Society is the engine of change – digitization only accelerates it
What was unthinkable not long ago has come true: a stranger is spending the night in your apartment – the reservation was made through an online portal and you don’t have to be at home. Instead of owning a car, you share one with strangers. Societal standards are constantly evolving and, with them, the foundation for successful business models. Technical innovations allow their implementation. In addition, they intensify structural change and thus contribute to prosperity.
30 years ago a car was a status symbol. The parish priest and the schoolmaster were still sometimes reference persons in the village and the entrepreneurs talked politics in the bistro. They were benchmarks for individuals. Today, “Like” mentions on Facebook, tweets or comments about articles posted on online platforms is what makes the status. I say this without value judgment. In reality, social norms and habits have always evolved. However, their upheaval has never felt so deep and rapid.
Changing standards are a driving force behind the transformation of society. Technical developments – we also speak of “digitization” – act as a catalyst. Indeed, the technique creates new possibilities and allows the implementation of evolutions.
Changes can be positive as long as they are also structural.
With this catalyst, national borders become secondary. The cost of transactions is falling. Products and services reach people in a more targeted way than in the past and therefore gain critical mass more quickly. This is the case with food for allergy sufferers, furniture or clothes that are no longer “trendy” and become affordable. Established businesses face new competition.
These very rapid changes also naturally lead to contrary movements. National states are gaining in importance in the eyes of the population. The German-speaking magazine “Landliebe” (love of the country, in French) is the Swiss magazine with the largest circulation. However, this overall technical development is positive: Switzerland has achieved prosperity that our ancestors could not have imagined.

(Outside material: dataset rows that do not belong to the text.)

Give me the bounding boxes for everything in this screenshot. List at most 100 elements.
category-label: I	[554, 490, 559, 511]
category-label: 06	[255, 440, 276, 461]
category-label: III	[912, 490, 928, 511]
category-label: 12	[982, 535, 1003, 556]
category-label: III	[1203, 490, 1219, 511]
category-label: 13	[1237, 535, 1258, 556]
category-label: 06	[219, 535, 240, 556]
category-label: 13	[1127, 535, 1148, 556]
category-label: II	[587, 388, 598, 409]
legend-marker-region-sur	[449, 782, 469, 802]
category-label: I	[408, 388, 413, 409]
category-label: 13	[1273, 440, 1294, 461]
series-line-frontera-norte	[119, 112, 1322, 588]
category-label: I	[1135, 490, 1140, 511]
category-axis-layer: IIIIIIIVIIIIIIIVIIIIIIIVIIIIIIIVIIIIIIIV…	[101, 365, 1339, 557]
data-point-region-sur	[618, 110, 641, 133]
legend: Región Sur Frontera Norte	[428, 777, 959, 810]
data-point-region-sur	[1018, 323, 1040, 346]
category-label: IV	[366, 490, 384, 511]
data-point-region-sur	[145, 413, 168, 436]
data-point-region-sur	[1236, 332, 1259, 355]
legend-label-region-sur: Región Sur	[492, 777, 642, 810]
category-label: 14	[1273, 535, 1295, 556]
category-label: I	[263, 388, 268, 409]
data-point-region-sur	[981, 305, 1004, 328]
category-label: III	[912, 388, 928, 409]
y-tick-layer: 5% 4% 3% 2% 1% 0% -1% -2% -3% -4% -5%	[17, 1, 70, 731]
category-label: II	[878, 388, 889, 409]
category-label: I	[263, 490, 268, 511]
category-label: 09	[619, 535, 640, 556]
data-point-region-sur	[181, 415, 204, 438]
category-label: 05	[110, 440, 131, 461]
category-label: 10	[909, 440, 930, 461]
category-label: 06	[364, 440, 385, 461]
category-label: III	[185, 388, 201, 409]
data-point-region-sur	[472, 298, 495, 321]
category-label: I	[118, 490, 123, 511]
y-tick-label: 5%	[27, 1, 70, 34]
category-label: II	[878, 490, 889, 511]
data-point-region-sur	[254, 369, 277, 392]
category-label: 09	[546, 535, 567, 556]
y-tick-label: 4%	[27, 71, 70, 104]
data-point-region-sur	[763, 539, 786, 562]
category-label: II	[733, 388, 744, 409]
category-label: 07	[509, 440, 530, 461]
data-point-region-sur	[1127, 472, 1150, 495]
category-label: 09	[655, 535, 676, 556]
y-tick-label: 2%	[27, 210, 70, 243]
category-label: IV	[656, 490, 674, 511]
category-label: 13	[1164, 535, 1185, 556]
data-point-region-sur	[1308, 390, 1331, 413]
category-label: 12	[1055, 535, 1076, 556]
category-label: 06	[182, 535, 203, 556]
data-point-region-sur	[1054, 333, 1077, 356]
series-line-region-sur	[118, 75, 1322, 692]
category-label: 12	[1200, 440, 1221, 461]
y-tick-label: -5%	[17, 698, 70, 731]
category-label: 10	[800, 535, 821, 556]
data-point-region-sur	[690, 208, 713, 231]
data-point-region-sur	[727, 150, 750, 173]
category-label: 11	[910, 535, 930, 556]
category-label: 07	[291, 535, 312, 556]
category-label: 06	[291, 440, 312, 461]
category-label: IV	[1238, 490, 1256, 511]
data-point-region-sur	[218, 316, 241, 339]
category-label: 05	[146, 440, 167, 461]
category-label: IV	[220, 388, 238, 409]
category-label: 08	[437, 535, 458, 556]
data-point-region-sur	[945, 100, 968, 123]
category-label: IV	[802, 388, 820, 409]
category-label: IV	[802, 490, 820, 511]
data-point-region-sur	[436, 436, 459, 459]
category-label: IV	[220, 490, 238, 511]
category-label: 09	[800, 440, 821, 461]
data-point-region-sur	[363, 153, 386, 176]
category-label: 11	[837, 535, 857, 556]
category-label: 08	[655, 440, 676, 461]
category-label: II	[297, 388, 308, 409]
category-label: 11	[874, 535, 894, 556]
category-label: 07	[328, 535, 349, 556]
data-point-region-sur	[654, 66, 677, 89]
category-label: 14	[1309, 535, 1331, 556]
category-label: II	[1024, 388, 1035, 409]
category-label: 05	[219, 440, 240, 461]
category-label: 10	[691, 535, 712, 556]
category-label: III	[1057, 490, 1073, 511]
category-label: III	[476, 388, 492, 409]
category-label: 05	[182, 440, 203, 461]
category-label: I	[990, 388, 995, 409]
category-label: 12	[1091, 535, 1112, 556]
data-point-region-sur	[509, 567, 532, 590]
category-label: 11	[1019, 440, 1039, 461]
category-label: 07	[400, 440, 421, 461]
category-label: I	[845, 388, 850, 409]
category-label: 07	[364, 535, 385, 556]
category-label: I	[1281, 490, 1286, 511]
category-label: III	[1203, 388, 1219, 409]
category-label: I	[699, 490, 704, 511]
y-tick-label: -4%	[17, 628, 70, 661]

Changes can be positive as long as they are also structural. As an open country with a small indigenous market, we have a lot of experience in structural adaptations. If, in the 1970s, Switzerland had persisted in producing machines along the same lines, the industry would have disappeared. Today, it still contributes 25% to the creation of Swiss value.
Experience shows that only those who question their strengths and identify lucrative niches are internationally competitive. Regulatory support for these very rapid changes must be placed in an economic perspective and focused on the long term. We can break with the structures in place. The bans and attempts to ban technical developments in Switzerland are not helping anyone: neither the industries that are under pressure nor the business models involved or the jobs.
The future belongs to those who reflect on core values as well as their own strengths and focus on them. With such approaches, Switzerland and its inhabitants will emerge as winners from digitalization.